Barack Obama magazine flap shows an irony deficiency
We've already scratched thrift, candor and brevity off the list of virtues in this presidential cycle, so why not eliminate humor too?
That seems to be the fondest wish of a few commentators and legions of Internet blatherers, who spent much of Monday vilifying New Yorker magazine for this week's cover, which depicts Barack and Michelle Obama as a couple of gun-toting, flag-burning, America-hating terrorists.
It seemed fairly obvious to me, my 8-year-old and, likely, the majority of readers of one of America's finest magazines that the cover drawing by Barry Blitt was a parody.
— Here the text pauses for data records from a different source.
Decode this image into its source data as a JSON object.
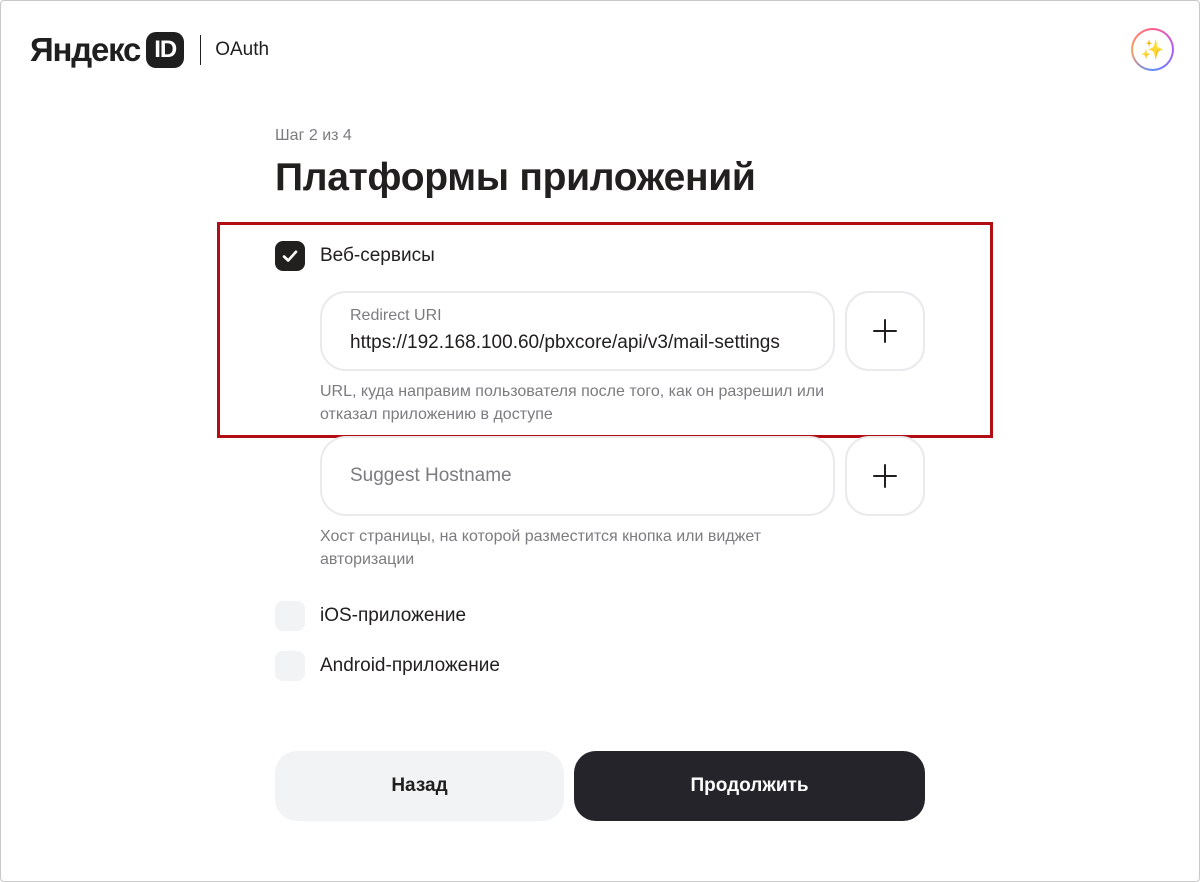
{
  "header": {
    "logo_word": "Яндекс",
    "logo_id": "ID",
    "section": "OAuth",
    "avatar_icon": "sparkles-icon"
  },
  "page": {
    "step": "Шаг 2 из 4",
    "title": "Платформы приложений"
  },
  "platforms": {
    "web": {
      "label": "Веб-сервисы",
      "checked": true,
      "redirect_uri": {
        "label": "Redirect URI",
        "value": "https://192.168.100.60/pbxcore/api/v3/mail-settings",
        "hint": "URL, куда направим пользователя после того, как он разрешил или отказал приложению в доступе"
      },
      "suggest_hostname": {
        "placeholder": "Suggest Hostname",
        "value": "",
        "hint": "Хост страницы, на которой разместится кнопка или виджет авторизации"
      }
    },
    "ios": {
      "label": "iOS-приложение",
      "checked": false
    },
    "android": {
      "label": "Android-приложение",
      "checked": false
    }
  },
  "actions": {
    "back_label": "Назад",
    "continue_label": "Продолжить"
  },
  "colors": {
    "highlight": "#b30d14",
    "primary_button": "#25242b",
    "secondary_button": "#f2f3f5"
  }
}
In other words (for those still struggling with the concept), the joke was not on the Obamas but on the knuckle-walkers who would do them harm by trying to turn a couple of fresh-scrubbed Harvard Law grads into something foreign and scary.
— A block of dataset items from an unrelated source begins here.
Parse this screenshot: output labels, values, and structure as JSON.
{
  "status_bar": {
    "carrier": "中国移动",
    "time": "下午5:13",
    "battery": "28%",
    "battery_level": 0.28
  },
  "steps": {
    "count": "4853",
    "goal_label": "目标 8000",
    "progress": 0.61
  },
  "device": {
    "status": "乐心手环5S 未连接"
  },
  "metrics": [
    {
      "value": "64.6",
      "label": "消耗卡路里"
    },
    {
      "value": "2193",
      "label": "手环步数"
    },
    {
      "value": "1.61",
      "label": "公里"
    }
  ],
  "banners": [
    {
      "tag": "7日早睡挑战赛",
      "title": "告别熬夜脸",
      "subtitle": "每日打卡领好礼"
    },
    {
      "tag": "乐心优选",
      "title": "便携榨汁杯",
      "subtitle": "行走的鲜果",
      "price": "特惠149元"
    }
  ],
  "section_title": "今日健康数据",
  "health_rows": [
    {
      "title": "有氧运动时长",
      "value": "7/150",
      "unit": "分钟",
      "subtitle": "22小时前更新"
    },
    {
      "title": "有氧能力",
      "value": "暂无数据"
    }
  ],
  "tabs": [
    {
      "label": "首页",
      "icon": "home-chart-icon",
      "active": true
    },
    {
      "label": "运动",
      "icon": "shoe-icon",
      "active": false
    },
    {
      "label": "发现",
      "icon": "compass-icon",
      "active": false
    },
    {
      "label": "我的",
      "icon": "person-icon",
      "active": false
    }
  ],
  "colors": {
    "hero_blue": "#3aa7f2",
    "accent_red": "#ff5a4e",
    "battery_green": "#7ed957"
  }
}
Yet online discussion boards from coast to coast overflowed with anger and despair that the image of the golden young senator from Illinois had somehow been taken in vain.
A grass-roots organizer in Chicago named Mark S. Allen made his complaint to one of the Chicago Tribune's blogs.
"I will NEVER purchase or read The New Yorker Magazine again!!" mewled Allen. "I found your current cover on the Obamas extremely insulting, hurtful, racist and not worthy of the reward of my continuing to purchase The New Yorker."
That was mild compared to the shame that Chuck-in-Wichita heaped on the New Yorker via his comment to the Los Angeles Times' politics blog, Top of the Ticket. Chuck failed "to see the humor in that rag they call a magazine." Not content to merely boycott the magazine, he pledged "to never even visit New York, let alone live there."
But it was not only the general public that fumed. Los Angeles City Councilman Bernard Parks, running for L.A. County supervisor, woofed on cable TV about the outrage of it all.
Chicago Tribune columnist/blogger Eric Zorn gave notice that he is waiting for the magazine to launch an equal-ink takedown depicting John McCain as "about 150 years old and spouting demented non-sequiturs in the middle of a violent temper tantrum while, in the corner, his wife is passed out next to a bottle of pills."
Actually, someone who has maintained a little more perspective already obliged. David Horsey, the two-time Pulitzer Prize-winning cartoonist for the Seattle Post-Intelligencer, riffed on the Blitt illustration with a McCain portrait of his own.